Mustafa Kemal Atatürk'ün Taçlandırdığı
Hava soğuk, ayazdan üşümüş yüzü,
Morarmış dudakları, yaşarmış gözü.
Çökmüş omuzlarına, geçimin yükü,
Titreyen nasırlı ellerle, karıştırıyor çöpü.
Umursamıyor, etrafından gelip geçenleri,
Lal olmuş hiç kimseye söylemez dili,
Oysa anlayana neler, neler söylüyor bakışları.

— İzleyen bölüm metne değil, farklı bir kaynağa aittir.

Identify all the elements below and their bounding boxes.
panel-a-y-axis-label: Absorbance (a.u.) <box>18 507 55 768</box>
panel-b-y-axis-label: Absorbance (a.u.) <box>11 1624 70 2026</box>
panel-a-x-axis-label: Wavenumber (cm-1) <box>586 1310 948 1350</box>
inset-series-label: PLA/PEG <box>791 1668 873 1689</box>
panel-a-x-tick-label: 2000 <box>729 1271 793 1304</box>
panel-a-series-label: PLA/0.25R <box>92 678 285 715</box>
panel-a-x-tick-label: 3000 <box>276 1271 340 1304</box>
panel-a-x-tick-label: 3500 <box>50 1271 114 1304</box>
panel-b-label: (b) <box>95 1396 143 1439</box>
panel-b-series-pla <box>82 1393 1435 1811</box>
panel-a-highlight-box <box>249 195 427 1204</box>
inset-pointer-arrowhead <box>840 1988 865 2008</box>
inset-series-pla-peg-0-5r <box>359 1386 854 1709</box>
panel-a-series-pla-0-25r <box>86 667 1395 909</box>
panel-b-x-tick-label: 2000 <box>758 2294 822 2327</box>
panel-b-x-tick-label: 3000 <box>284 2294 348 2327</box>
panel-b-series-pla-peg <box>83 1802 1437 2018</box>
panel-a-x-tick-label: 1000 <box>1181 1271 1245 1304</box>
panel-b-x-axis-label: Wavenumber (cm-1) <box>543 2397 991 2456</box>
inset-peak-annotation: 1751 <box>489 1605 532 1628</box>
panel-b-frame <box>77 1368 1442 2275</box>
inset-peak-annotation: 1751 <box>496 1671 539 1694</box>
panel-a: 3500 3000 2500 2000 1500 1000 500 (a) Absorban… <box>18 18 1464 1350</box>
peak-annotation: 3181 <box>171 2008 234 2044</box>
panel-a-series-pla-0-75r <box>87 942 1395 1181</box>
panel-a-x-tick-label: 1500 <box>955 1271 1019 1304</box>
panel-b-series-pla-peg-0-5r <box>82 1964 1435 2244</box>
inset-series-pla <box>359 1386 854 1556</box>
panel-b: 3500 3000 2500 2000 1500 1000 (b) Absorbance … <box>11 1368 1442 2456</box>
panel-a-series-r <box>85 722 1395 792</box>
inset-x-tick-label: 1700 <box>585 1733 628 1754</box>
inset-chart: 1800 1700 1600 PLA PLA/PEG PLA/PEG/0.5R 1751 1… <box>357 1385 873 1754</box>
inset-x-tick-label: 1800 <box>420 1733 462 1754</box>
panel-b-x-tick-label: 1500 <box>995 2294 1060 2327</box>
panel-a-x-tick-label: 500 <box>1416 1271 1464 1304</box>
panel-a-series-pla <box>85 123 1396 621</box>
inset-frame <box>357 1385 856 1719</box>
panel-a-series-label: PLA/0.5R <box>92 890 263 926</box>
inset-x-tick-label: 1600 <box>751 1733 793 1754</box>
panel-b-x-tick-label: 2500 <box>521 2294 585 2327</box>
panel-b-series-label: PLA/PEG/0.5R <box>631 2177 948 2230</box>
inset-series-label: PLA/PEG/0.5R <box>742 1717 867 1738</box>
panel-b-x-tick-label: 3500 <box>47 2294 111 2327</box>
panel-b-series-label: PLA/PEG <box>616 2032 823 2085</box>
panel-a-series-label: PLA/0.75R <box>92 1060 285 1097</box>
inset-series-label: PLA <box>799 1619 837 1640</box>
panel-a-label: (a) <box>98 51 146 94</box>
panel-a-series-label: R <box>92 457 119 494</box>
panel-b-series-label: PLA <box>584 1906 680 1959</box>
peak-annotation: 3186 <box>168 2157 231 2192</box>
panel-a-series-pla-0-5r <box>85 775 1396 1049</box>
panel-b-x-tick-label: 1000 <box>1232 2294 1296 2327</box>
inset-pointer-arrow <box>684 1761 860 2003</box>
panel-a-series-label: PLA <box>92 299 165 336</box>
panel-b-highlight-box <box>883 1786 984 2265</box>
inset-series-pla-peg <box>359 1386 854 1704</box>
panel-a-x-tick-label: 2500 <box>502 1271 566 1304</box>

Soruyor insanlara, kirli yüzünden ak bakışlarıyla,
Neden güzlerinizde bu şaşkınlık ifadesi,
Benim ellerimde kozmetik ürünlerinden iz yok,
Takıp takıştıracak, hiçbir mücevheratım yok,
Kafamı sokacak, bacasından duman tüten evim yok.
Oysa tüm bunlara, nede kolay sahip olurdum,
Namus denen kavrama değer vermesem,
Kadının onuru olan iffeti umursamasam,
Birazcık boya sürsem, kaşıma gözüme,
Birkaç animasyon takı taksam, orama burama,
Lüks semtlerin kaldırımların da kırıtarak yürüsem,
Nice vicdanı kara, cüzdanı kabarık çakallar gelir arkamdan.
Seher vakti sokaklarda, pis kokulu kutularda,
Rızık ararken yavrularıma kirlenir ellerim,
Lekelenir urbalarım, yorgun düşer bedenim.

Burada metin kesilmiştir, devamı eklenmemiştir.